Spherical nanoindentation creep behavior of nanocrystalline and coarse-grained CoCrFeMnNi high-entropy alloys

Abstract

Time-dependent plastic deformation behavior of nanocrystalline (nc) and coarse-grained (cg) CoCrFeMnNi high-entropy alloys (HEAs) was systematically explored through a series of spherical nanoindentation creep experiments. High-pressure torsion (HPT) processing was performed for achieving nc microstructure in the HEA, leading to a reduction in grain size from ∼46 μm for the as-cast state to ∼ 33 nm at the edge of the HPT disk after 2 turns.
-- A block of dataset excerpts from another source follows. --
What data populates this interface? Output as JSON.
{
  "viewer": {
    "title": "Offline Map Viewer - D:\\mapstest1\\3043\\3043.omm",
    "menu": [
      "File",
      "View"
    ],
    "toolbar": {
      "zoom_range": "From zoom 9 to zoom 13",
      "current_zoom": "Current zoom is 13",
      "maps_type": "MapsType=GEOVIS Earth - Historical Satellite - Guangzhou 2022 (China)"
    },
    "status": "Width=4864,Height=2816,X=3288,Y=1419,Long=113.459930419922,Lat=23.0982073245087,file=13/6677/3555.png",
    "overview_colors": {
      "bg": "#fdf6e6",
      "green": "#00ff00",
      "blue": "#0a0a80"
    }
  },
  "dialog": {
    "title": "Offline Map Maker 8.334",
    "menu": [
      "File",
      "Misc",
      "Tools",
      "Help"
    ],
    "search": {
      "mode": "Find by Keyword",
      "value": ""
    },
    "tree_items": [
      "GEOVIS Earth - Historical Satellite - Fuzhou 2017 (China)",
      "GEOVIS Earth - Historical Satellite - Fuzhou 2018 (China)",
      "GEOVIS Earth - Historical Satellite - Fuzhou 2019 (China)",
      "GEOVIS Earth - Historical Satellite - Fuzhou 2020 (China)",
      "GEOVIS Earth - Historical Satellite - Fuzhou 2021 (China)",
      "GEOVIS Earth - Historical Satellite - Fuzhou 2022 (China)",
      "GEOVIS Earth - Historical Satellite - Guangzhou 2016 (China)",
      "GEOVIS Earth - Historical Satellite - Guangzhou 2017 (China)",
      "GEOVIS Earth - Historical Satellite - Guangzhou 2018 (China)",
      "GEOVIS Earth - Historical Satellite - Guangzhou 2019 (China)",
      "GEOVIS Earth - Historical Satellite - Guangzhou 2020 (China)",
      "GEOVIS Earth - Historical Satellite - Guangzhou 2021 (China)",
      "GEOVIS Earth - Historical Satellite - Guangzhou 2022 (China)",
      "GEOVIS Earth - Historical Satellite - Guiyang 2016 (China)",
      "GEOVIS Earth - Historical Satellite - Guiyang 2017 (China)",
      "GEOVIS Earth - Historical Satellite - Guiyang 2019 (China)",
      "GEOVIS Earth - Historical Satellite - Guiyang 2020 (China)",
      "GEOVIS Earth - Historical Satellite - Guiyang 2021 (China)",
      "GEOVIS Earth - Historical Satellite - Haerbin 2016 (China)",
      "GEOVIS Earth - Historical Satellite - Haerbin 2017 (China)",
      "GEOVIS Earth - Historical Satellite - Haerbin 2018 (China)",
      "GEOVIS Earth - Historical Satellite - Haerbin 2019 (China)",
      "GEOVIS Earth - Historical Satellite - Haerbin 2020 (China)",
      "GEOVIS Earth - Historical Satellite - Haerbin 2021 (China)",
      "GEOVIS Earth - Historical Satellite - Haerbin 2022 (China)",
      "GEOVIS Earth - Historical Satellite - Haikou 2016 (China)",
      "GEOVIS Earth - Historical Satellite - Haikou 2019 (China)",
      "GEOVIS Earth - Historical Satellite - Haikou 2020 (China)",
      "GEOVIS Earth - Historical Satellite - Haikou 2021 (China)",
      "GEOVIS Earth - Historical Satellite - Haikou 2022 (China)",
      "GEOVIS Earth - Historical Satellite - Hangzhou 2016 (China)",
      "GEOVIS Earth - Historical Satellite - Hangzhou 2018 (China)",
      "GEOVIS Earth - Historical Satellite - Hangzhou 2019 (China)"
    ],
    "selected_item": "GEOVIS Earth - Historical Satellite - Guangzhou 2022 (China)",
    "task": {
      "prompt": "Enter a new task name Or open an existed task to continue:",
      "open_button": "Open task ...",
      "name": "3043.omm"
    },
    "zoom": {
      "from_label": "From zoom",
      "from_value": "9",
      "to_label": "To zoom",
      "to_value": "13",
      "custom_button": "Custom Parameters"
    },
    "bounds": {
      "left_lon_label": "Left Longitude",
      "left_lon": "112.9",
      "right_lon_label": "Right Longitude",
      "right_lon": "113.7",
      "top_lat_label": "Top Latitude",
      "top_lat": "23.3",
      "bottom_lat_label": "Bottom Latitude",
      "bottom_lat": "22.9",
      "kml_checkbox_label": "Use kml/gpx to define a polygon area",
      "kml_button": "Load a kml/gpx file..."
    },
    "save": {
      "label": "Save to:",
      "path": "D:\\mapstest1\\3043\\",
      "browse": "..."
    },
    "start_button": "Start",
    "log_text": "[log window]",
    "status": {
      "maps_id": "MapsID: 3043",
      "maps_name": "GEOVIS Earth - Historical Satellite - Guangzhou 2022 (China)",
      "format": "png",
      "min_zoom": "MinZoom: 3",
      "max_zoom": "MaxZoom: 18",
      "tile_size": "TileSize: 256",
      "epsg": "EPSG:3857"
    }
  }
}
Indentation creep tests revealed that creep deformation indeed occurs in both cg and nc HEAs even at room temperature and it is more pronounced with an increase in strain. The creep stress exponent, n, was estimated as ∼3 for cg HEA and ∼1 for nc HEA and the predominant creep mechanisms were investigated in terms of the values of n and the activation volumes. Through theoretical calculations and comparison of the creep strain rates for nc HEA and a conventional face-centered-cubic nc metal (Ni), the influence of sluggish diffusion on the creep resistance of nc HEA was analyzed. In addition, sharp indentation creep tests were performed for comparison purposes and the results confirmed that the use of a spherical indenter is clearly more appropriate for investigating the creep behavior of this HEA.